齢7つにして、『小回復』を使える天才だった。
しかも彼は大した努力もしないで、回復術を使った。 周りは彼の事を天才だど持て囃した。
彼もそれを受け入れ 自分は天才だと自覚していった。
その自覚が増長に変わるのも、長い年月はかからなかった。
彼は王立高等学校に入学した。
そこでも彼は努力もせずに、トップクラスに君臨していた。
もし、彼が努力と言うものをしていれば、主席は間違い無かったと、多くの人達は言う。
彼は王立大学に 入学する頃には 『中回復』も使える様になっていた。
彼の名は『イトウェン』
イトウェンは、ますます増長し、努力の出来ない人間に育っていった。
イトウェンはいつの間にか二人の秀才を仲間にして、つるむ様になった。まぁ彼らは努力をしてはいたが。

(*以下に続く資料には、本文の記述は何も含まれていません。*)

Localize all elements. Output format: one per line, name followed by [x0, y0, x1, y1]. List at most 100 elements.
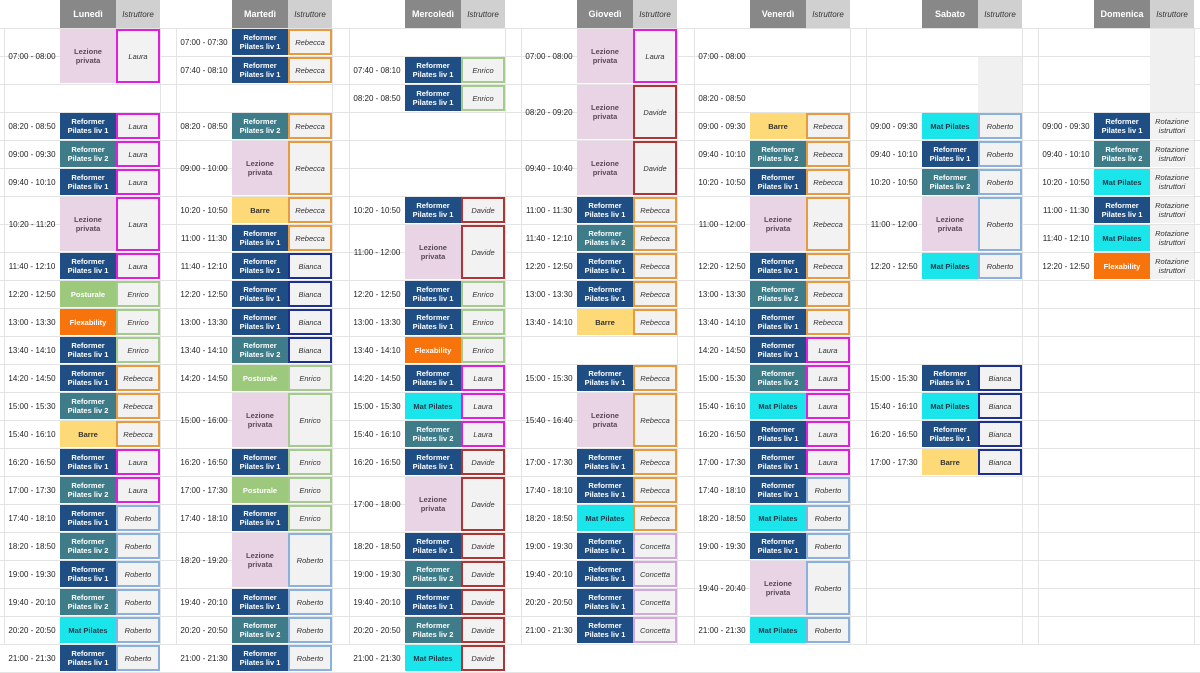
instructor-cell[interactable]: Rebecca [288, 197, 332, 223]
instructor-cell[interactable]: Davide [633, 141, 677, 195]
instructor-cell[interactable]: Roberto [288, 589, 332, 615]
class-cell-reformer-pilates-liv-1[interactable]: Reformer Pilates liv 1 [1094, 113, 1150, 139]
class-cell-lezione-privata[interactable]: Lezione privata [232, 393, 288, 447]
class-cell-reformer-pilates-liv-1[interactable]: Reformer Pilates liv 1 [405, 365, 461, 391]
class-cell-reformer-pilates-liv-1[interactable]: Reformer Pilates liv 1 [577, 449, 633, 475]
class-cell-mat-pilates[interactable]: Mat Pilates [922, 393, 978, 419]
class-cell-lezione-privata[interactable]: Lezione privata [405, 225, 461, 279]
instructor-cell[interactable]: Roberto [978, 253, 1022, 279]
instructor-cell[interactable]: Laura [806, 421, 850, 447]
instructor-cell[interactable]: Rebecca [633, 365, 677, 391]
instructor-cell[interactable]: Enrico [461, 57, 505, 83]
class-cell-reformer-pilates-liv-1[interactable]: Reformer Pilates liv 1 [405, 449, 461, 475]
instructor-cell[interactable]: Rotazione istruttori [1150, 169, 1194, 195]
instructor-cell[interactable]: Bianca [288, 253, 332, 279]
instructor-cell[interactable]: Roberto [806, 617, 850, 643]
instructor-cell[interactable]: Enrico [116, 281, 160, 307]
instructor-cell[interactable]: Roberto [116, 645, 160, 671]
class-cell-reformer-pilates-liv-1[interactable]: Reformer Pilates liv 1 [60, 365, 116, 391]
class-cell-mat-pilates[interactable]: Mat Pilates [405, 393, 461, 419]
instructor-cell[interactable]: Enrico [288, 365, 332, 391]
instructor-cell[interactable]: Rebecca [288, 29, 332, 55]
class-cell-reformer-pilates-liv-1[interactable]: Reformer Pilates liv 1 [60, 253, 116, 279]
class-cell-reformer-pilates-liv-2[interactable]: Reformer Pilates liv 2 [60, 533, 116, 559]
class-cell-reformer-pilates-liv-1[interactable]: Reformer Pilates liv 1 [232, 57, 288, 83]
class-cell-reformer-pilates-liv-1[interactable]: Reformer Pilates liv 1 [232, 589, 288, 615]
instructor-cell[interactable]: Rebecca [806, 281, 850, 307]
class-cell-reformer-pilates-liv-1[interactable]: Reformer Pilates liv 1 [60, 561, 116, 587]
class-cell-reformer-pilates-liv-2[interactable]: Reformer Pilates liv 2 [405, 421, 461, 447]
class-cell-mat-pilates[interactable]: Mat Pilates [60, 617, 116, 643]
instructor-cell[interactable]: Rebecca [633, 281, 677, 307]
class-cell-reformer-pilates-liv-2[interactable]: Reformer Pilates liv 2 [60, 477, 116, 503]
instructor-cell[interactable]: Concetta [633, 533, 677, 559]
class-cell-reformer-pilates-liv-1[interactable]: Reformer Pilates liv 1 [750, 169, 806, 195]
class-cell-reformer-pilates-liv-1[interactable]: Reformer Pilates liv 1 [577, 617, 633, 643]
instructor-cell[interactable]: Concetta [633, 561, 677, 587]
class-cell-reformer-pilates-liv-1[interactable]: Reformer Pilates liv 1 [750, 533, 806, 559]
instructor-cell[interactable]: Enrico [116, 309, 160, 335]
class-cell-lezione-privata[interactable]: Lezione privata [60, 197, 116, 251]
instructor-cell[interactable]: Davide [461, 617, 505, 643]
instructor-cell[interactable]: Rotazione istruttori [1150, 225, 1194, 251]
class-cell-reformer-pilates-liv-1[interactable]: Reformer Pilates liv 1 [750, 253, 806, 279]
instructor-cell[interactable]: Enrico [461, 85, 505, 111]
class-cell-barre[interactable]: Barre [750, 113, 806, 139]
instructor-cell[interactable]: Rebecca [806, 169, 850, 195]
instructor-cell[interactable]: Rebecca [116, 421, 160, 447]
class-cell-posturale[interactable]: Posturale [60, 281, 116, 307]
instructor-cell[interactable]: Rebecca [633, 253, 677, 279]
class-cell-reformer-pilates-liv-2[interactable]: Reformer Pilates liv 2 [750, 365, 806, 391]
instructor-cell[interactable]: Roberto [116, 561, 160, 587]
instructor-cell[interactable]: Laura [116, 113, 160, 139]
class-cell-barre[interactable]: Barre [577, 309, 633, 335]
instructor-cell[interactable]: Rebecca [806, 197, 850, 251]
class-cell-barre[interactable]: Barre [60, 421, 116, 447]
instructor-cell[interactable]: Roberto [288, 645, 332, 671]
instructor-cell[interactable]: Laura [633, 29, 677, 83]
instructor-cell[interactable]: Laura [461, 393, 505, 419]
class-cell-reformer-pilates-liv-1[interactable]: Reformer Pilates liv 1 [577, 589, 633, 615]
instructor-cell[interactable]: Roberto [116, 533, 160, 559]
instructor-cell[interactable]: Enrico [461, 281, 505, 307]
class-cell-reformer-pilates-liv-1[interactable]: Reformer Pilates liv 1 [405, 57, 461, 83]
class-cell-reformer-pilates-liv-1[interactable]: Reformer Pilates liv 1 [577, 477, 633, 503]
instructor-cell[interactable]: Rotazione istruttori [1150, 113, 1194, 139]
class-cell-posturale[interactable]: Posturale [232, 365, 288, 391]
instructor-cell[interactable]: Rebecca [806, 309, 850, 335]
class-cell-lezione-privata[interactable]: Lezione privata [577, 393, 633, 447]
class-cell-mat-pilates[interactable]: Mat Pilates [405, 645, 461, 671]
class-cell-reformer-pilates-liv-2[interactable]: Reformer Pilates liv 2 [60, 393, 116, 419]
class-cell-reformer-pilates-liv-1[interactable]: Reformer Pilates liv 1 [577, 533, 633, 559]
instructor-cell[interactable]: Rebecca [806, 141, 850, 167]
class-cell-mat-pilates[interactable]: Mat Pilates [750, 505, 806, 531]
instructor-cell[interactable]: Davide [461, 197, 505, 223]
class-cell-posturale[interactable]: Posturale [232, 477, 288, 503]
instructor-cell[interactable]: Laura [116, 29, 160, 83]
instructor-cell[interactable]: Bianca [288, 337, 332, 363]
class-cell-reformer-pilates-liv-2[interactable]: Reformer Pilates liv 2 [577, 225, 633, 251]
instructor-cell[interactable]: Roberto [978, 141, 1022, 167]
class-cell-reformer-pilates-liv-1[interactable]: Reformer Pilates liv 1 [60, 505, 116, 531]
class-cell-reformer-pilates-liv-1[interactable]: Reformer Pilates liv 1 [60, 645, 116, 671]
class-cell-reformer-pilates-liv-1[interactable]: Reformer Pilates liv 1 [577, 197, 633, 223]
class-cell-reformer-pilates-liv-2[interactable]: Reformer Pilates liv 2 [750, 141, 806, 167]
instructor-cell[interactable]: Rebecca [633, 449, 677, 475]
class-cell-reformer-pilates-liv-1[interactable]: Reformer Pilates liv 1 [232, 225, 288, 251]
instructor-cell[interactable]: Laura [461, 421, 505, 447]
class-cell-reformer-pilates-liv-1[interactable]: Reformer Pilates liv 1 [60, 337, 116, 363]
class-cell-reformer-pilates-liv-1[interactable]: Reformer Pilates liv 1 [405, 85, 461, 111]
class-cell-reformer-pilates-liv-1[interactable]: Reformer Pilates liv 1 [232, 253, 288, 279]
instructor-cell[interactable]: Roberto [116, 617, 160, 643]
instructor-cell[interactable]: Roberto [288, 533, 332, 587]
instructor-cell[interactable]: Concetta [633, 589, 677, 615]
instructor-cell[interactable]: Laura [806, 393, 850, 419]
instructor-cell[interactable]: Enrico [461, 309, 505, 335]
class-cell-barre[interactable]: Barre [232, 197, 288, 223]
instructor-cell[interactable]: Enrico [288, 449, 332, 475]
class-cell-reformer-pilates-liv-1[interactable]: Reformer Pilates liv 1 [750, 449, 806, 475]
instructor-cell[interactable]: Bianca [288, 281, 332, 307]
class-cell-reformer-pilates-liv-1[interactable]: Reformer Pilates liv 1 [405, 533, 461, 559]
instructor-cell[interactable]: Laura [116, 253, 160, 279]
instructor-cell[interactable]: Rotazione istruttori [1150, 253, 1194, 279]
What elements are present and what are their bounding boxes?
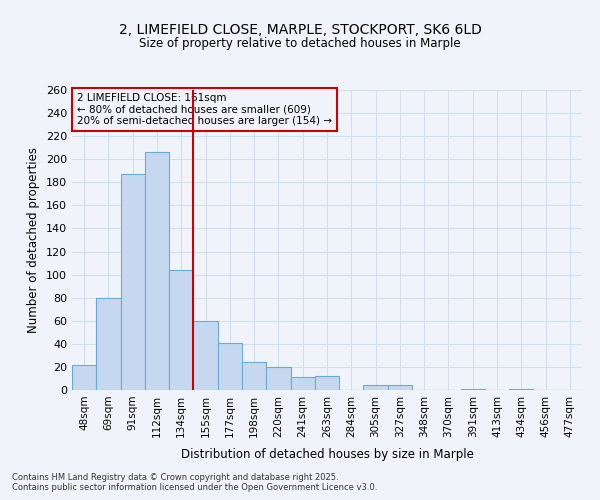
- Y-axis label: Number of detached properties: Number of detached properties: [28, 147, 40, 333]
- Bar: [193, 321, 218, 390]
- Bar: [145, 152, 169, 390]
- Bar: [218, 342, 242, 390]
- Bar: [169, 270, 193, 390]
- Bar: [266, 367, 290, 390]
- Bar: [461, 389, 485, 390]
- Text: 2 LIMEFIELD CLOSE: 161sqm
← 80% of detached houses are smaller (609)
20% of semi: 2 LIMEFIELD CLOSE: 161sqm ← 80% of detac…: [77, 93, 332, 126]
- Bar: [388, 386, 412, 390]
- Bar: [290, 378, 315, 390]
- Text: Contains HM Land Registry data © Crown copyright and database right 2025.
Contai: Contains HM Land Registry data © Crown c…: [12, 473, 377, 492]
- Bar: [96, 298, 121, 390]
- Text: Size of property relative to detached houses in Marple: Size of property relative to detached ho…: [139, 38, 461, 51]
- Bar: [72, 364, 96, 390]
- Bar: [242, 362, 266, 390]
- Bar: [509, 389, 533, 390]
- Bar: [315, 376, 339, 390]
- X-axis label: Distribution of detached houses by size in Marple: Distribution of detached houses by size …: [181, 448, 473, 461]
- Bar: [121, 174, 145, 390]
- Text: 2, LIMEFIELD CLOSE, MARPLE, STOCKPORT, SK6 6LD: 2, LIMEFIELD CLOSE, MARPLE, STOCKPORT, S…: [119, 22, 481, 36]
- Bar: [364, 386, 388, 390]
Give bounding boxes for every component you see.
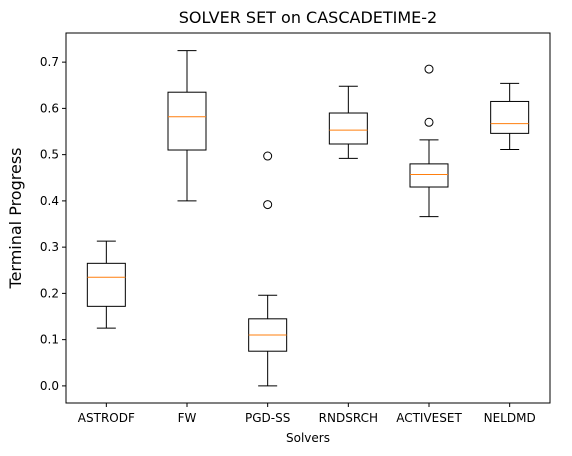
box-neldmd <box>490 82 530 151</box>
y-tick-label: 0.1 <box>40 333 59 347</box>
box-series <box>86 50 530 387</box>
x-axis-label: Solvers <box>286 431 330 445</box>
y-tick-label: 0.2 <box>40 286 59 300</box>
y-axis-label: Terminal Progress <box>6 148 25 290</box>
x-tick-label: PGD-SS <box>245 411 290 425</box>
iqr-box <box>490 100 530 134</box>
y-axis: 0.0 0.1 0.2 0.3 0.4 0.5 0.6 0.7 <box>40 55 66 393</box>
x-tick-label: ASTRODF <box>78 411 135 425</box>
box-pgd-ss <box>248 151 288 387</box>
y-tick-label: 0.5 <box>40 148 59 162</box>
y-tick-label: 0.0 <box>40 379 59 393</box>
box-astrodf <box>86 240 126 329</box>
iqr-box <box>167 91 207 151</box>
x-tick-label: NELDMD <box>484 411 536 425</box>
box-fw <box>167 50 207 202</box>
x-tick-label: ACTIVESET <box>396 411 462 425</box>
outlier-point <box>263 200 273 210</box>
y-tick-label: 0.3 <box>40 240 59 254</box>
iqr-box <box>328 112 368 145</box>
box-activeset <box>409 64 449 218</box>
outlier-point <box>424 64 434 74</box>
iqr-box <box>409 163 449 188</box>
y-tick-label: 0.7 <box>40 55 59 69</box>
y-tick-label: 0.4 <box>40 194 59 208</box>
x-tick-label: FW <box>178 411 197 425</box>
y-tick-label: 0.6 <box>40 101 59 115</box>
x-tick-label: RNDSRCH <box>319 411 378 425</box>
outlier-point <box>424 117 434 127</box>
iqr-box <box>86 262 126 307</box>
outlier-point <box>263 151 273 161</box>
chart-title: SOLVER SET on CASCADETIME-2 <box>179 8 437 27</box>
plot-area <box>65 32 551 404</box>
box-rndsrch <box>328 85 368 159</box>
x-axis: ASTRODF FW PGD-SS RNDSRCH ACTIVESET NELDMD <box>78 403 536 425</box>
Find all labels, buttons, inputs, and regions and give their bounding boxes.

イトウェンらは、三人集まって研究すると、色々な効果のある 調合物を編み出した。
イトウェンが発案、二人が、研究、調達、調合、なのでイトウェンは、またも努力等をしていない。
大学も卒業間近なある日イトウェンは『大回復』に初めて成功した。しかし、魔力が涸渇して、倒れてしまった。
イトウェンは『大回復』を封印した。あんなに疲れる目に合ってまで、他人を治そうとは思わなかった。
イトウェンは大学卒業後 王都には住まず、大きな町に行き、二人の仲間と『治療院』を設立した。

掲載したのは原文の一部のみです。